ACLU Asks Virginia Gov. to Remove Statue of Robert E. Lee

The civil rights group is urging the Governor to "show his commitment to racial equity."

Robert e lee statue
A statue of Confederate General Robert E. Lee, is sparking controversy in Richmond, VA. (Salwan Georges/The Washington Post via Getty Images)
The Washington Post/Getty Images

The American Civil Liberties Union is urging Virginia Gov. Ralph Northam to remove a statue of Robert E. Lee from public grounds in Richmond.

The request comes on the heels of the state’s Department of General Services’ mulling of proposed regulations for protests and demonstrations at the monument to the Confederate general.

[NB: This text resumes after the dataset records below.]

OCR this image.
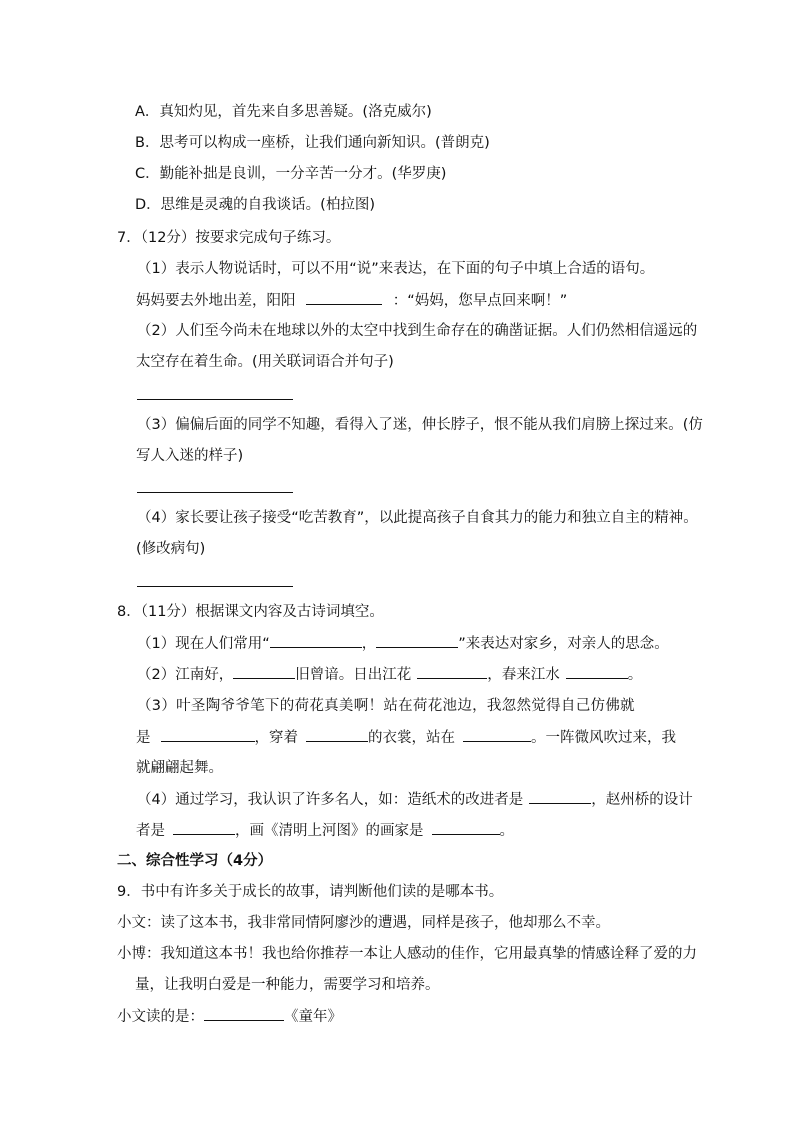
A．真知灼见，首先来自多思善疑。(洛克威尔)
B．思考可以构成一座桥，让我们通向新知识。(普朗克)
C．勤能补拙是良训，一分辛苦一分才。(华罗庚)
D．思维是灵魂的自我谈话。(柏拉图)
7．（12分）按要求完成句子练习。
（1）表示人物说话时，可以不用“说”来表达，在下面的句子中填上合适的语句。
妈妈要去外地出差，阳阳	：“妈妈，您早点回来啊！”
（2）人们至今尚未在地球以外的太空中找到生命存在的确凿证据。人们仍然相信遥远的
太空存在着生命。(用关联词语合并句子)
（3）偏偏后面的同学不知趣，看得入了迷，伸长脖子，恨不能从我们肩膀上探过来。(仿
写人入迷的样子)
（4）家长要让孩子接受“吃苦教育”，以此提高孩子自食其力的能力和独立自主的精神。
(修改病句)
8．（11分）根据课文内容及古诗词填空。
（1）现在人们常用“	，	”来表达对家乡，对亲人的思念。
（2）江南好，	旧曾谙。日出江花	，春来江水	。
（3）叶圣陶爷爷笔下的荷花真美啊！站在荷花池边，我忽然觉得自己仿佛就
是	，穿着	的衣裳，站在	。一阵微风吹过来，我
就翩翩起舞。
（4）通过学习，我认识了许多名人，如：造纸术的改进者是	，赵州桥的设计
者是	，画《清明上河图》的画家是	。
二、综合性学习（4分）
9．书中有许多关于成长的故事，请判断他们读的是哪本书。
小文：读了这本书，我非常同情阿廖沙的遭遇，同样是孩子，他却那么不幸。
小博：我知道这本书！我也给你推荐一本让人感动的佳作，它用最真挚的情感诠释了爱的力
量，让我明白爱是一种能力，需要学习和培养。
小文读的是：	《童年》
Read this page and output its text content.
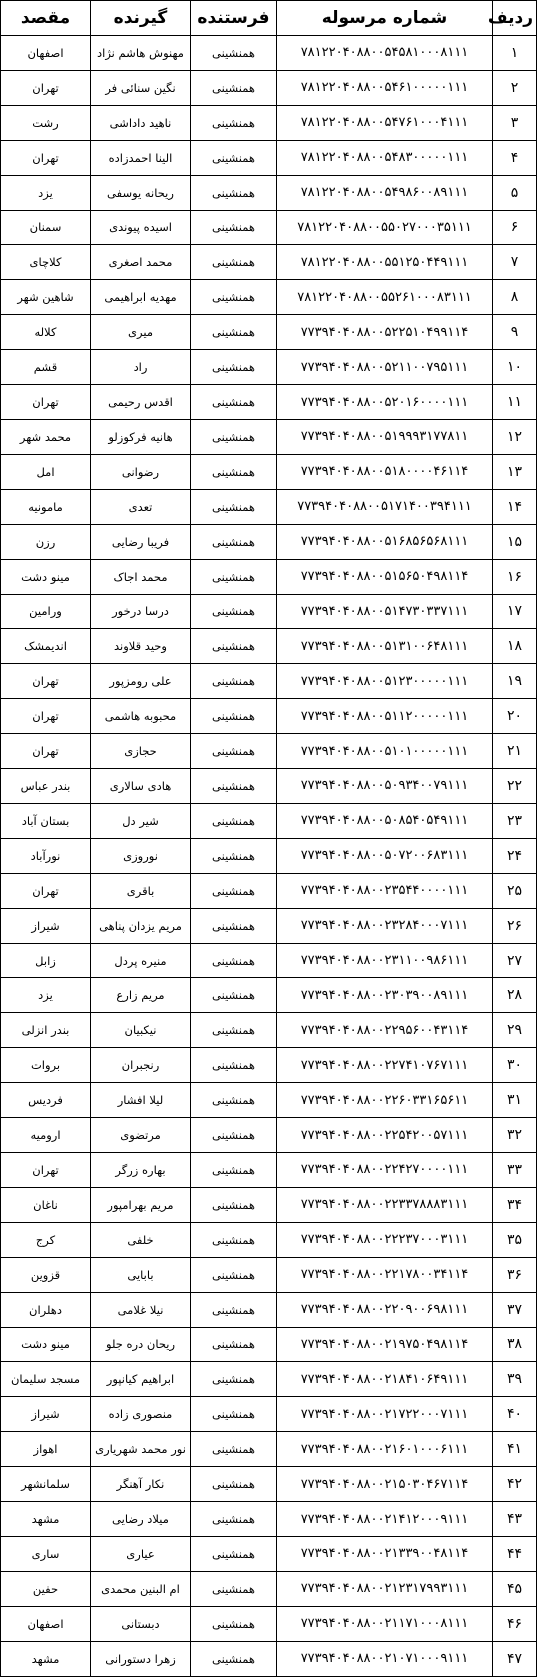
ردیف	شماره مرسوله	فرستنده	گیرنده	مقصد
۱	۷۸۱۲۲۰۴۰۸۸۰۰۵۴۵۸۱۰۰۰۸۱۱۱	همنشینی	مهنوش هاشم نژاد	اصفهان
۲	۷۸۱۲۲۰۴۰۸۸۰۰۵۴۶۱۰۰۰۰۰۱۱۱	همنشینی	نگین سنائی فر	تهران
۳	۷۸۱۲۲۰۴۰۸۸۰۰۵۴۷۶۱۰۰۰۴۱۱۱	همنشینی	ناهید داداشی	رشت
۴	۷۸۱۲۲۰۴۰۸۸۰۰۵۴۸۳۰۰۰۰۰۱۱۱	همنشینی	الینا احمدزاده	تهران
۵	۷۸۱۲۲۰۴۰۸۸۰۰۵۴۹۸۶۰۰۸۹۱۱۱	همنشینی	ریحانه یوسفی	یزد
۶	۷۸۱۲۲۰۴۰۸۸۰۰۵۵۰۲۷۰۰۰۳۵۱۱۱	همنشینی	اسیده پیوندی	سمنان
۷	۷۸۱۲۲۰۴۰۸۸۰۰۵۵۱۲۵۰۴۴۹۱۱۱	همنشینی	محمد اصغری	کلاچای
۸	۷۸۱۲۲۰۴۰۸۸۰۰۵۵۲۶۱۰۰۰۸۳۱۱۱	همنشینی	مهدیه ابراهیمی	شاهین شهر
۹	۷۷۳۹۴۰۴۰۸۸۰۰۵۲۲۵۱۰۴۹۹۱۱۴	همنشینی	میری	کلاله
۱۰	۷۷۳۹۴۰۴۰۸۸۰۰۵۲۱۱۰۰۷۹۵۱۱۱	همنشینی	راد	قشم
۱۱	۷۷۳۹۴۰۴۰۸۸۰۰۵۲۰۱۶۰۰۰۰۱۱۱	همنشینی	اقدس رحیمی	تهران
۱۲	۷۷۳۹۴۰۴۰۸۸۰۰۵۱۹۹۹۳۱۷۷۸۱۱	همنشینی	هانیه فرکوزلو	محمد شهر
۱۳	۷۷۳۹۴۰۴۰۸۸۰۰۵۱۸۰۰۰۰۴۶۱۱۴	همنشینی	رضوانی	امل
۱۴	۷۷۳۹۴۰۴۰۸۸۰۰۵۱۷۱۴۰۰۳۹۴۱۱۱	همنشینی	تعدی	مامونیه
۱۵	۷۷۳۹۴۰۴۰۸۸۰۰۵۱۶۸۵۶۵۶۸۱۱۱	همنشینی	فریبا رضایی	رزن
۱۶	۷۷۳۹۴۰۴۰۸۸۰۰۵۱۵۶۵۰۴۹۸۱۱۴	همنشینی	محمد اجاک	مینو دشت
۱۷	۷۷۳۹۴۰۴۰۸۸۰۰۵۱۴۷۳۰۳۳۷۱۱۱	همنشینی	درسا درخور	ورامین
۱۸	۷۷۳۹۴۰۴۰۸۸۰۰۵۱۳۱۰۰۶۴۸۱۱۱	همنشینی	وحید قلاوند	اندیمشک
۱۹	۷۷۳۹۴۰۴۰۸۸۰۰۵۱۲۳۰۰۰۰۰۱۱۱	همنشینی	علی رومزپور	تهران
۲۰	۷۷۳۹۴۰۴۰۸۸۰۰۵۱۱۲۰۰۰۰۰۱۱۱	همنشینی	محبوبه هاشمی	تهران
۲۱	۷۷۳۹۴۰۴۰۸۸۰۰۵۱۰۱۰۰۰۰۰۱۱۱	همنشینی	حجازی	تهران
۲۲	۷۷۳۹۴۰۴۰۸۸۰۰۵۰۹۳۴۰۰۷۹۱۱۱	همنشینی	هادی سالاری	بندر عباس
۲۳	۷۷۳۹۴۰۴۰۸۸۰۰۵۰۸۵۴۰۵۴۹۱۱۱	همنشینی	شیر دل	بستان آباد
۲۴	۷۷۳۹۴۰۴۰۸۸۰۰۵۰۷۲۰۰۶۸۳۱۱۱	همنشینی	نوروزی	نورآباد
۲۵	۷۷۳۹۴۰۴۰۸۸۰۰۲۳۵۴۴۰۰۰۰۱۱۱	همنشینی	باقری	تهران
۲۶	۷۷۳۹۴۰۴۰۸۸۰۰۲۳۲۸۴۰۰۰۷۱۱۱	همنشینی	مریم یزدان پناهی	شیراز
۲۷	۷۷۳۹۴۰۴۰۸۸۰۰۲۳۱۱۰۰۹۸۶۱۱۱	همنشینی	منیره پردل	زابل
۲۸	۷۷۳۹۴۰۴۰۸۸۰۰۲۳۰۳۹۰۰۸۹۱۱۱	همنشینی	مریم زارع	یزد
۲۹	۷۷۳۹۴۰۴۰۸۸۰۰۲۲۹۵۶۰۰۴۳۱۱۴	همنشینی	نیکبیان	بندر انزلی
۳۰	۷۷۳۹۴۰۴۰۸۸۰۰۲۲۷۴۱۰۷۶۷۱۱۱	همنشینی	رنجبران	بروات
۳۱	۷۷۳۹۴۰۴۰۸۸۰۰۲۲۶۰۳۳۱۶۵۶۱۱	همنشینی	لیلا افشار	فردیس
۳۲	۷۷۳۹۴۰۴۰۸۸۰۰۲۲۵۴۲۰۰۵۷۱۱۱	همنشینی	مرتضوی	ارومیه
۳۳	۷۷۳۹۴۰۴۰۸۸۰۰۲۲۴۲۷۰۰۰۰۱۱۱	همنشینی	بهاره زرگر	تهران
۳۴	۷۷۳۹۴۰۴۰۸۸۰۰۲۲۳۳۷۸۸۸۳۱۱۱	همنشینی	مریم بهرامپور	ناغان
۳۵	۷۷۳۹۴۰۴۰۸۸۰۰۲۲۲۳۷۰۰۰۳۱۱۱	همنشینی	خلفی	کرج
۳۶	۷۷۳۹۴۰۴۰۸۸۰۰۲۲۱۷۸۰۰۳۴۱۱۴	همنشینی	بابایی	قزوین
۳۷	۷۷۳۹۴۰۴۰۸۸۰۰۲۲۰۹۰۰۶۹۸۱۱۱	همنشینی	نیلا غلامی	دهلران
۳۸	۷۷۳۹۴۰۴۰۸۸۰۰۲۱۹۷۵۰۴۹۸۱۱۴	همنشینی	ریحان دره جلو	مینو دشت
۳۹	۷۷۳۹۴۰۴۰۸۸۰۰۲۱۸۴۱۰۶۴۹۱۱۱	همنشینی	ابراهیم کیانپور	مسجد سلیمان
۴۰	۷۷۳۹۴۰۴۰۸۸۰۰۲۱۷۲۲۰۰۰۷۱۱۱	همنشینی	منصوری زاده	شیراز
۴۱	۷۷۳۹۴۰۴۰۸۸۰۰۲۱۶۰۱۰۰۰۶۱۱۱	همنشینی	نور محمد شهریاری	اهواز
۴۲	۷۷۳۹۴۰۴۰۸۸۰۰۲۱۵۰۳۰۴۶۷۱۱۴	همنشینی	نکار آهنگر	سلمانشهر
۴۳	۷۷۳۹۴۰۴۰۸۸۰۰۲۱۴۱۲۰۰۰۹۱۱۱	همنشینی	میلاد رضایی	مشهد
۴۴	۷۷۳۹۴۰۴۰۸۸۰۰۲۱۳۳۹۰۰۴۸۱۱۴	همنشینی	عیاری	ساری
۴۵	۷۷۳۹۴۰۴۰۸۸۰۰۲۱۲۳۱۷۹۹۳۱۱۱	همنشینی	ام البنین محمدی	حفین
۴۶	۷۷۳۹۴۰۴۰۸۸۰۰۲۱۱۷۱۰۰۰۸۱۱۱	همنشینی	دبستانی	اصفهان
۴۷	۷۷۳۹۴۰۴۰۸۸۰۰۲۱۰۷۱۰۰۰۹۱۱۱	همنشینی	زهرا دستورانی	مشهد
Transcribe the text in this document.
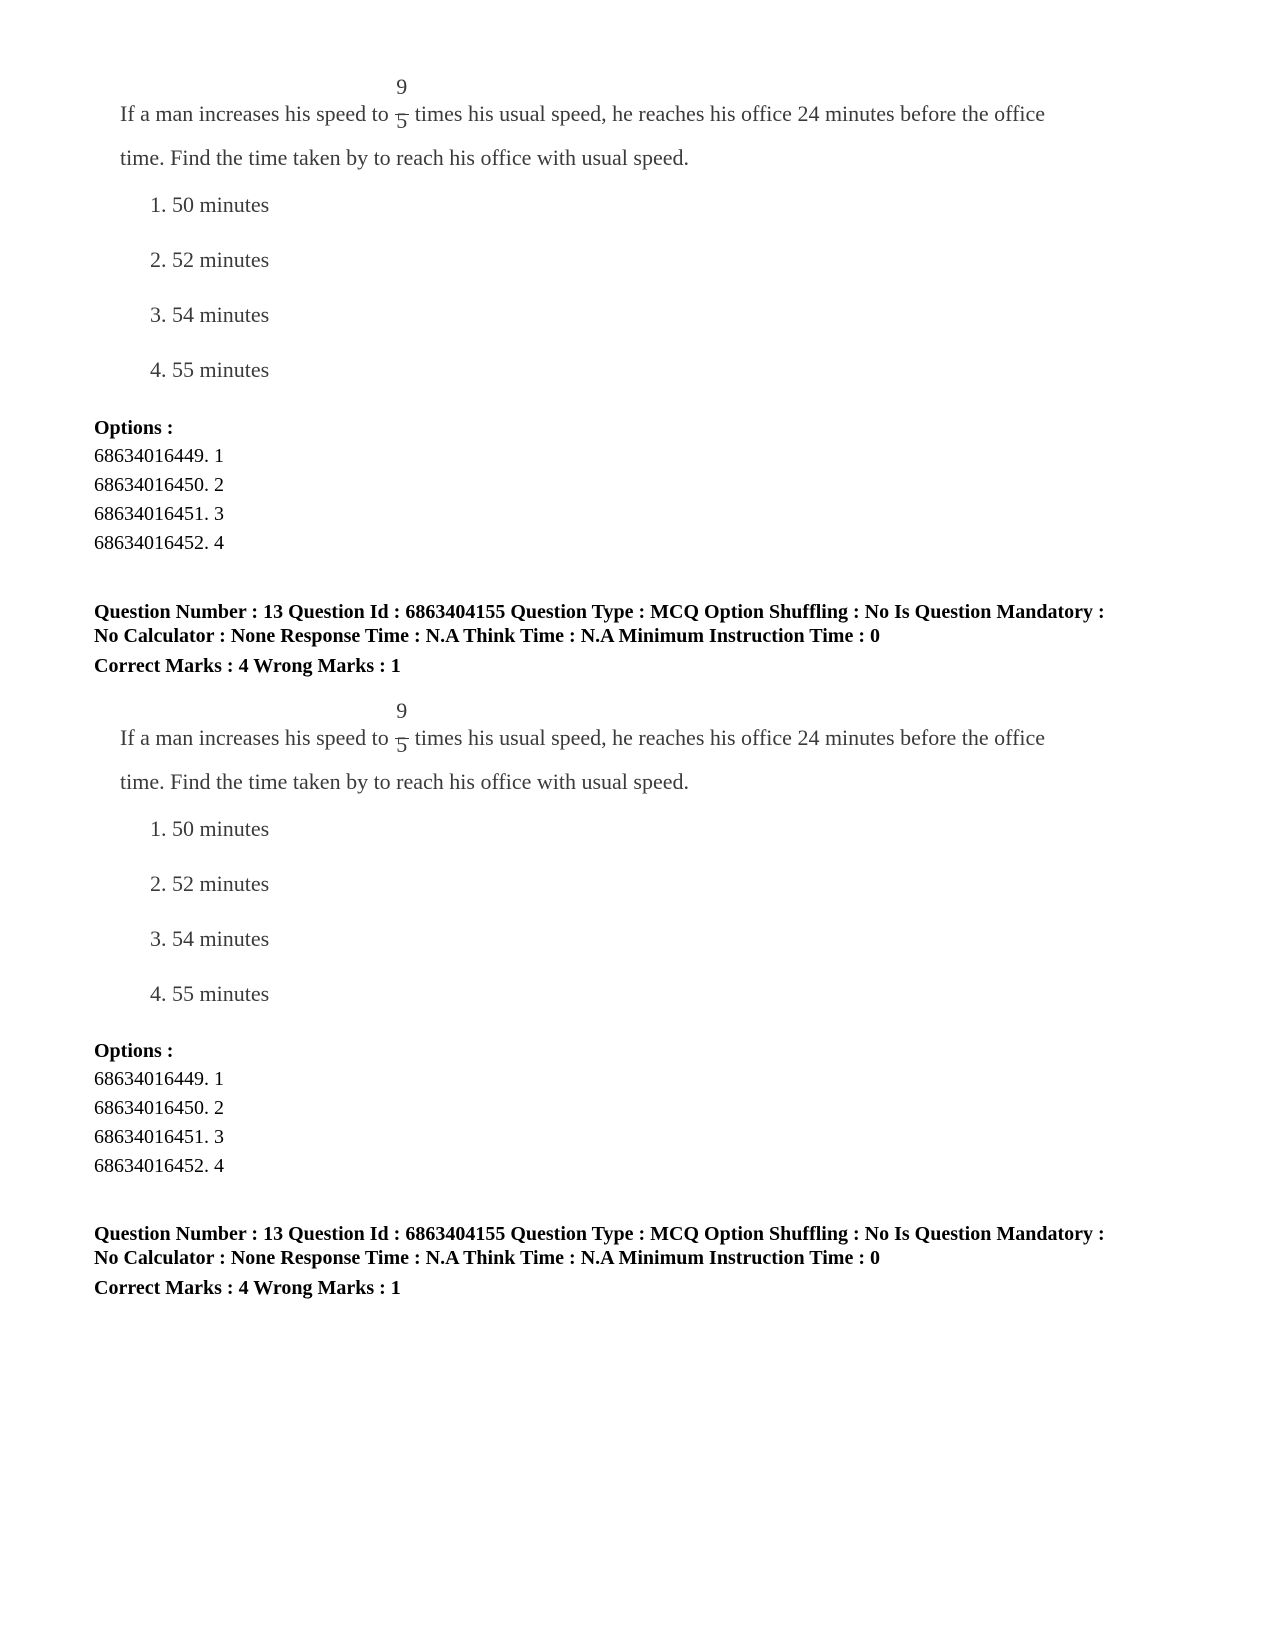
If a man increases his speed to $\frac{9}{5}$ times his usual speed, he reaches his office 24 minutes before the office
time. Find the time taken by to reach his office with usual speed.
1. 50 minutes
2. 52 minutes
3. 54 minutes
4. 55 minutes
Options :
68634016449. 1
68634016450. 2
68634016451. 3
68634016452. 4
Question Number : 13 Question Id : 6863404155 Question Type : MCQ Option Shuffling : No Is Question Mandatory :
No Calculator : None Response Time : N.A Think Time : N.A Minimum Instruction Time : 0
Correct Marks : 4 Wrong Marks : 1
If a man increases his speed to $\frac{9}{5}$ times his usual speed, he reaches his office 24 minutes before the office
time. Find the time taken by to reach his office with usual speed.
1. 50 minutes
2. 52 minutes
3. 54 minutes
4. 55 minutes
Options :
68634016449. 1
68634016450. 2
68634016451. 3
68634016452. 4
Question Number : 13 Question Id : 6863404155 Question Type : MCQ Option Shuffling : No Is Question Mandatory :
No Calculator : None Response Time : N.A Think Time : N.A Minimum Instruction Time : 0
Correct Marks : 4 Wrong Marks : 1
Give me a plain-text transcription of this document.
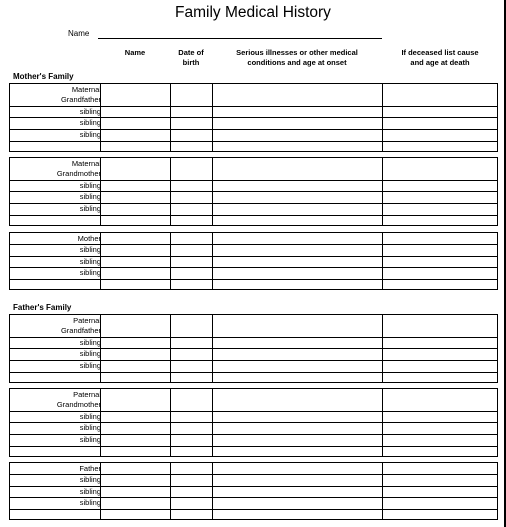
Family Medical History
Name
Name	Date of
birth
Serious illnesses or other medical
conditions and age at onset
If deceased list cause
and age at death
Mother's Family
Father's Family
Maternal
Grandfather
sibling
sibling
sibling
Maternal
Grandmother
sibling
sibling
sibling
Mother
sibling
sibling
sibling
Paternal
Grandfather
sibling
sibling
sibling
Paternal
Grandmother
sibling
sibling
sibling
Father
sibling
sibling
sibling
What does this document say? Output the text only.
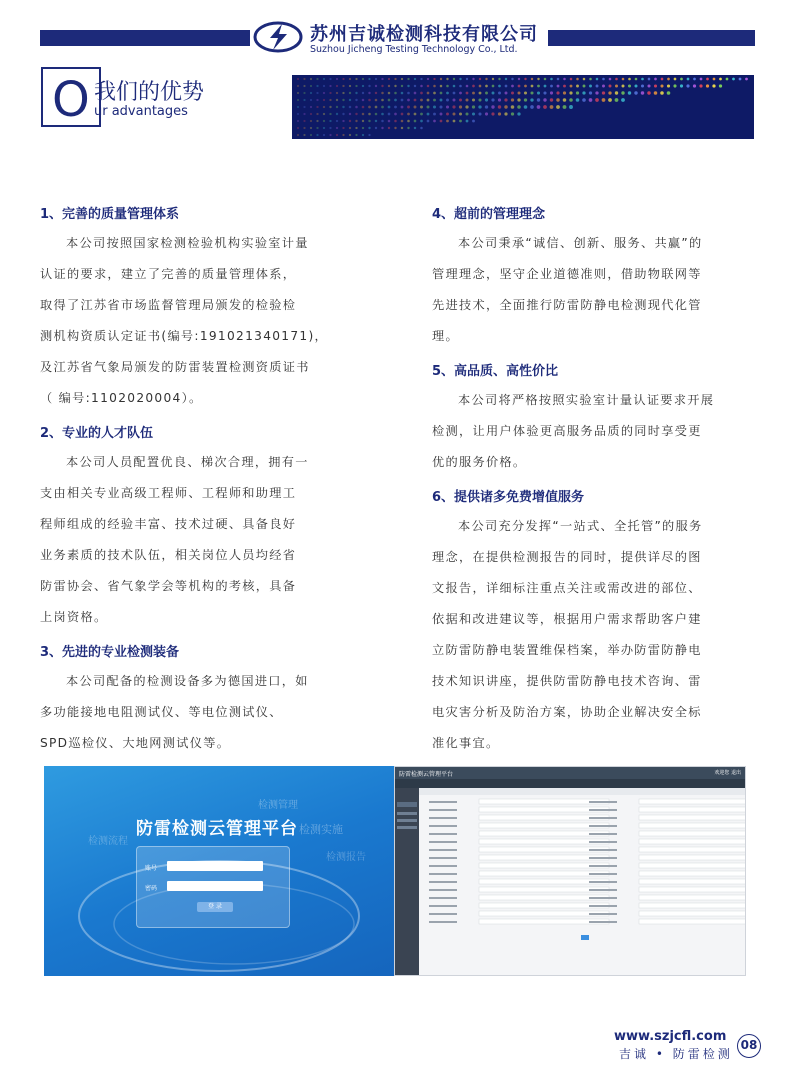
苏州吉诚检测科技有限公司
Suzhou Jicheng Testing Technology Co., Ltd.
O 我们的优势
ur advantages
1、完善的质量管理体系
本公司按照国家检测检验机构实验室计量
认证的要求，建立了完善的质量管理体系，
取得了江苏省市场监督管理局颁发的检验检
测机构资质认定证书(编号:191021340171)，
及江苏省气象局颁发的防雷装置检测资质证书
（ 编号:1102020004）。
2、专业的人才队伍
本公司人员配置优良、梯次合理，拥有一
支由相关专业高级工程师、工程师和助理工
程师组成的经验丰富、技术过硬、具备良好
业务素质的技术队伍，相关岗位人员均经省
防雷协会、省气象学会等机构的考核，具备
上岗资格。
3、先进的专业检测装备
本公司配备的检测设备多为德国进口，如
多功能接地电阻测试仪、等电位测试仪、
SPD巡检仪、大地网测试仪等。
4、超前的管理理念
本公司秉承“诚信、创新、服务、共赢”的
管理理念，坚守企业道德准则，借助物联网等
先进技术，全面推行防雷防静电检测现代化管
理。
5、高品质、高性价比
本公司将严格按照实验室计量认证要求开展
检测，让用户体验更高服务品质的同时享受更
优的服务价格。
6、提供诸多免费增值服务
本公司充分发挥“一站式、全托管”的服务
理念，在提供检测报告的同时，提供详尽的图
文报告，详细标注重点关注或需改进的部位、
依据和改进建议等，根据用户需求帮助客户建
立防雷防静电装置维保档案，举办防雷防静电
技术知识讲座，提供防雷防静电技术咨询、雷
电灾害分析及防治方案，协助企业解决安全标
准化事宜。
检测管理
检测实施
检测流程
检测报告
防雷检测云管理平台
账号
密码
登 录
防雷检测云管理平台	欢迎您 退出
www.szjcfl.com
吉诚 • 防雷检测
08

Virginia is seeking to replace emergency regulations with permanent rules that cut the maximum crowd size from 5,000 to 500 and ban weapons at permitted events, CNN reported.

“If the Lee Monument were not located where it is now, there would be no need for these onerous (and, potentially, unconstitutional) regulations regarding the use of the grounds surrounding it,” the ACLU said in a statement while calling on Gov. Northam to use his executive power to remove the statue.

“We urge the Governor to show his commitment to racial equity by taking action immediately to remove this towering racist symbol from Richmond’s Monument Avenue,” the statement continued. “Among other possibilities, he might want to consider donating it to the Appomattox Court House National Historical Park which memorializes Lee’s surrender of his 28,000 Confederate troops and the end of the American Civil War and would provide appropriate historical context for the statute’s display.”

Relocating the monument, according to the ACLU, would relieve the government of the risks of protests while protecting free speech.